Commonly used immunosuppressants used in the short term to control an ocular inflammatory disease were not associated with increased risk of developing cancer later.
Commonly used immunosuppressants used in the short term to control an ocular inflammatory disease were not associated with increased risk of developing cancer later,1 according to the first study author Jeanine Buchanich, MEd, MPH, PhD, from the Department of Biostatistics, University of Pittsburgh School of Public Health, Pittsburgh. The authors published their results in BMJ Oncology.1
“When we got these results,” she said, “I was reassured, and I hope patients will be, too. Immunosuppressants are widely used and transformative for care of patients with inflammatory diseases, but the potential concern that they carry a cancer risk has forced people to make difficult decisions without enough information. Alleviating that concern with use for inflammatory diseases will help people make the treatment decision that’s right for them.”
This new research was done in collaboration with researchers from led by John H. Kempen, MD, PhD,senior scientist and director of epidemiology for ophthalmology at Mass Eye and Ear and professor of ophthalmology at Harvard Medical School, Boston. The findings added evidence to the limited cancer risk associated with immunosuppressant treatments uncovered by the SITE study consortium. In a study published last month in Ophthalmology,2 the researchers found no increased risk in cancer-related and overall mortality in individuals taking commonly used immunosuppressants. The study included 15,938 SITE participants who were tracked for an average of 10 years.
The investigators performed a retrospective cohort study of patients from 10 US ocular inflammatory disease (OID) subspecialty practices. Patients with a non-infectious ocular inflammatory disease were included; Patients with HIV were not included.
They conducted this study because of the conflicting evidence gathered from previous studies regarding whether the short-term use of immunosuppressive drugs is associated with subsequent cancer development. The investigators explained that most previous studies had indications-for-treatment bias because the participants being at risk for cancer because of the disease serving as the indication for the immunosuppression therapy.
Buchanich explained that the time-dependent exposure to drug classes (ie, antimetabolites, calcineurin inhibitors, alkylating agents, tumor necrosis factor [TNF] inhibitors) and drugs were evaluated. The cancer incidence was ascertained by linkage to 12 state cancer registries from 1996 to 2015. The cancer incidence was analyzed using 0-year, 3-year and 5-year lags after the immunosuppression therapy began.
A total of 10,872 patients were included in the cancer incidence cohort who were at risk of incident cancer and who lived in 1 of the states covered.

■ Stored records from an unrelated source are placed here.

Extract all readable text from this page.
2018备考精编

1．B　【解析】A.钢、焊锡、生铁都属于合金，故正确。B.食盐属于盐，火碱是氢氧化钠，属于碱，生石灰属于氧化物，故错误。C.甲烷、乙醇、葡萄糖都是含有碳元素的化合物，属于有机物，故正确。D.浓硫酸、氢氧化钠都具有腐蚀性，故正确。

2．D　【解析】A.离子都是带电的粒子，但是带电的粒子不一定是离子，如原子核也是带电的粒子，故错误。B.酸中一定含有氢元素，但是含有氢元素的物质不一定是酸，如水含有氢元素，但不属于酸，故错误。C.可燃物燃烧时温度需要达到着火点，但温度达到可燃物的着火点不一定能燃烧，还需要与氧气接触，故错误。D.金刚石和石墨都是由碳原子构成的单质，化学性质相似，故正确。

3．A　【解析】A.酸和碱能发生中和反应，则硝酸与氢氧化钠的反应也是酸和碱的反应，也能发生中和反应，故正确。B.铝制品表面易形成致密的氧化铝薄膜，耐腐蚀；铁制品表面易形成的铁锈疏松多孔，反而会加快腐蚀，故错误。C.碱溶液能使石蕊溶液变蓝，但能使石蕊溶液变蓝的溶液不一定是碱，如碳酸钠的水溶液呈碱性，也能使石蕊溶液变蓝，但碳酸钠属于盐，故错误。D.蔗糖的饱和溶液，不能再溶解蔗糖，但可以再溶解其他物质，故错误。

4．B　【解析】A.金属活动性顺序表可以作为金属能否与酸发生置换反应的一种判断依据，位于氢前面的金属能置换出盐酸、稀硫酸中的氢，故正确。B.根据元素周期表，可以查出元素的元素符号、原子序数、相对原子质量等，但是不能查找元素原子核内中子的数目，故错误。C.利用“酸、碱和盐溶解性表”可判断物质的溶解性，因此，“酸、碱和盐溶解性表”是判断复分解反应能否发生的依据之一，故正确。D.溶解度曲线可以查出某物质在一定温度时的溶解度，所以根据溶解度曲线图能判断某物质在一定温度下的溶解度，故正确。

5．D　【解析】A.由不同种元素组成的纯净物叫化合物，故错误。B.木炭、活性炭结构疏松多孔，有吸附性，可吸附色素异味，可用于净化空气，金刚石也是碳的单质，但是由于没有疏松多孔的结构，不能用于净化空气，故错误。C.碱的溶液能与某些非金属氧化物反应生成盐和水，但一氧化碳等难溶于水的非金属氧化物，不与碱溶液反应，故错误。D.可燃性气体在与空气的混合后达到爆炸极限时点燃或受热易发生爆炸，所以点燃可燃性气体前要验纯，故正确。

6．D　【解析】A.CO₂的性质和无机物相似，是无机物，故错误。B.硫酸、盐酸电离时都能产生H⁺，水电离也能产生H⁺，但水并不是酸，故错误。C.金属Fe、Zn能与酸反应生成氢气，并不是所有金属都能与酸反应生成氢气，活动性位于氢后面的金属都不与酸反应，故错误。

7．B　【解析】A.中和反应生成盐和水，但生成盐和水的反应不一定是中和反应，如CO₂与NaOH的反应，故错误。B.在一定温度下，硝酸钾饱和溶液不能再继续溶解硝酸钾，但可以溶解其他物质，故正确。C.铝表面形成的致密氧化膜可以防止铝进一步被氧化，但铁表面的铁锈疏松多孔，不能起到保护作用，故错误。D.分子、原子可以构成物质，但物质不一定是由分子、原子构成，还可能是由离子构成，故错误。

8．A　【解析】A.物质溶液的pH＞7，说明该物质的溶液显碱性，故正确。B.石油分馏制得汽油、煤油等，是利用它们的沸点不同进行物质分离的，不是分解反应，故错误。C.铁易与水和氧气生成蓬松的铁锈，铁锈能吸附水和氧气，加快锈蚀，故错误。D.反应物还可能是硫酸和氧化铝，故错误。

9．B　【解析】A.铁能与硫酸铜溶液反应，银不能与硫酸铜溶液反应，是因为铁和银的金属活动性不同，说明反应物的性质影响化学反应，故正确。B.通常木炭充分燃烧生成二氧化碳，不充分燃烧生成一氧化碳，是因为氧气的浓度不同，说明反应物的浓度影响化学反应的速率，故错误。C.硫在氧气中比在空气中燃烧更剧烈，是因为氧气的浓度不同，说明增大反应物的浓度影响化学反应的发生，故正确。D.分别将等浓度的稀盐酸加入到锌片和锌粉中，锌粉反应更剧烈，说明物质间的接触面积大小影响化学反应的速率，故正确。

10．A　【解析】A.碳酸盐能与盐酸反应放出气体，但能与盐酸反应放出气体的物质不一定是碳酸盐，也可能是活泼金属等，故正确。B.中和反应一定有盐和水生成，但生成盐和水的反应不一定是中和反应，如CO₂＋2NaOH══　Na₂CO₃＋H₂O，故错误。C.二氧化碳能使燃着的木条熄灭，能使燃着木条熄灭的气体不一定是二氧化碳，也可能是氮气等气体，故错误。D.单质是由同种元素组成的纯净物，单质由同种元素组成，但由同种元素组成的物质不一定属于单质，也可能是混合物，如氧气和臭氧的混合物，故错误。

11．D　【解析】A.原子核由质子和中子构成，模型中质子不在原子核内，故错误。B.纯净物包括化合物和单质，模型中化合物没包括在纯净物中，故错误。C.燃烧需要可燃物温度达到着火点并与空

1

The researchers identified 812 primary cancers through cancer incidence tracing with a median follow-up time of 10 years. TNF inhibitors, antimetabolites, calcineurin inhibitors and alkylating agent classes were not associated with statistically significant increases in cancer incidence adjusting for covariates.
The researchers reported significantly reduced hazards in the systemic inflammatory disease (SID)-including cohort for adalimumab and chlorambucil, increased hazards for tacrolimus and etanercept in the non-SID cohort and reduced hazards for methotrexate in both. Other immunosuppressive drugs were not associated with the overall cancer incidence.

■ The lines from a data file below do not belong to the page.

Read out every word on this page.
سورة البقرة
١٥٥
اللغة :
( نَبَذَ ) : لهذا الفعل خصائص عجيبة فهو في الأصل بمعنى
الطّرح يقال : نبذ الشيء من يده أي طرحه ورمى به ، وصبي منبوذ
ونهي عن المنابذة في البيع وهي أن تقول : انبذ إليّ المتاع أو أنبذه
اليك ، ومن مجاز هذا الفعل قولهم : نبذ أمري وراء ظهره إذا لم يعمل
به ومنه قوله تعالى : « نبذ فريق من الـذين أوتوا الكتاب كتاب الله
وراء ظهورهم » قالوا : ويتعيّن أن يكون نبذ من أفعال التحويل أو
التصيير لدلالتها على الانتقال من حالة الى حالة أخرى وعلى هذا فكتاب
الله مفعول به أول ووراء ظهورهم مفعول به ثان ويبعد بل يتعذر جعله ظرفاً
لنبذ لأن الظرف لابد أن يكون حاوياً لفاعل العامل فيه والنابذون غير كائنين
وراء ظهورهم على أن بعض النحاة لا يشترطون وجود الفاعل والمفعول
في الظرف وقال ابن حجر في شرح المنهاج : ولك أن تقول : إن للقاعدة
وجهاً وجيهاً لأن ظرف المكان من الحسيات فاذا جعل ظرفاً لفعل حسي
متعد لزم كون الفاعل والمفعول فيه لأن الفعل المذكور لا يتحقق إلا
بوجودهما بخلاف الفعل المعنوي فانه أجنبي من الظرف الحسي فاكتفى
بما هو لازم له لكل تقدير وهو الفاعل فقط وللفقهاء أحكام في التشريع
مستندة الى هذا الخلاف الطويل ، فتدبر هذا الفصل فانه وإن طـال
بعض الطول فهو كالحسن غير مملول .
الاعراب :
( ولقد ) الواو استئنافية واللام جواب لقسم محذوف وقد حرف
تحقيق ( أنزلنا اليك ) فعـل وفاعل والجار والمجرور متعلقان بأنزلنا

The authors concluded that there was no increased risk of overall or site-specific cancer incidence associated with short-term (non-transplant) therapy with most commonly used immunosuppressive drug classes and many specific drugs. They advised that further research may clarify potentially protective or harmful effects of specific agents that were not consistently associated with reduced or increased cancer incidence.